Pointing out that the Cuccinelli-Jackson ticket is probably the most extreme in modern memory will get otherwise proud Republicans called RINOS or drummed out of the party entirely. But that’s when it’s worth pointing out that Reagan refused to support Anita Bryant’s anti-gay bill in California back in the 1970s and that he was the first president to welcome a same-sex couple to stay overnight in the White House. Conservative icon Barry Goldwater’s wife cofounded Planned Parenthood in Arizona and so he would presumably have taken issue with Cuccinelli and Jackson’s descriptions of the organization being racist and promoting genocide in the black community.
So Warner’s and Dole’s warnings for the GOP are worth taking seriously. These are two proud Republicans who represent a Main Street tradition rooted in the center-right policies of Dwight D. Eisenhower, and they are right to worry about the march of their party out of the American mainstream. When ex-senator Olympia Snowe echoes Warner’s concerns by saying, “The Republican Party is undergoing some significant and serious changes and they are going to have to rethink their approach as a political party and how they are going to regroup and become a governing majority party that appeals to a broader group of Americans than they do today,” it’s easy to dismiss her as a northeast Republican disconnected from the GOP base. But Warner is from Virginia and Dole is from Kansas. They cannot be accused of representing such regional concerns.

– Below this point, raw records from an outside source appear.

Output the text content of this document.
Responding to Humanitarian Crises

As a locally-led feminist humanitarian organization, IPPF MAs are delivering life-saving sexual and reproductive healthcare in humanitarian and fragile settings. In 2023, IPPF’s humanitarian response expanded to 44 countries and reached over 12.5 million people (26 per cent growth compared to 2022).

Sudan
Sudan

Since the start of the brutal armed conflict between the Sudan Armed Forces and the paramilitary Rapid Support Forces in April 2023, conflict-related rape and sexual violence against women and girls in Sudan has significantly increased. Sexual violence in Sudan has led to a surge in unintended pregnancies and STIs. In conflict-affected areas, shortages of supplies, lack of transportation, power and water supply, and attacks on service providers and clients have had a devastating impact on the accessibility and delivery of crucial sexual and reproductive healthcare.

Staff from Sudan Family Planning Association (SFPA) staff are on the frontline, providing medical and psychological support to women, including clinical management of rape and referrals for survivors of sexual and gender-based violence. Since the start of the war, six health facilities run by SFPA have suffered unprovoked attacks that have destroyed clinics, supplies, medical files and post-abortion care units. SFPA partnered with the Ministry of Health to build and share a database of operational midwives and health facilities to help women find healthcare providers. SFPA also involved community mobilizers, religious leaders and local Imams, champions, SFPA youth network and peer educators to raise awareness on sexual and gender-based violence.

Burning down the Big Tent causes long-term electoral problems, especially in a country that is increasingly diverse, not less. The conservative criticisms of Gov. Chris Christie for even appearing with President Obama on the Jersey Shore are a symptom of this sickness. Another symptom is an anemic and overwhelmingly negative policy agenda, more focused on what the party opposes that what it is for.
But because so many elected Republicans are scared to death of being attacked in a primary from the right, they keep silent in the face of a rising conservative populism that they know does not represent the best traditions of what was once the Party of Lincoln. And so we see former elected officials speaking out with more moral clarity on this issue than serving congressmen, who seem to be suffering from a serious case of Stockholm syndrome.
The alternative is as pragmatic as it is principled—a logic laid out by a former GOP congressman with a perspective whose credibility is perhaps strengthened by his comparative youth: “I like winning,” Joe Scarborough said Tuesday. “I definitely am a RINO in that respect, my dear howling friends. I like to win … I don’t know if you knew this or not—the idea in elections is to get more votes than the other side.” Or, to put it in language that might resonate even more with the base: the essence of evangelism is winning converts.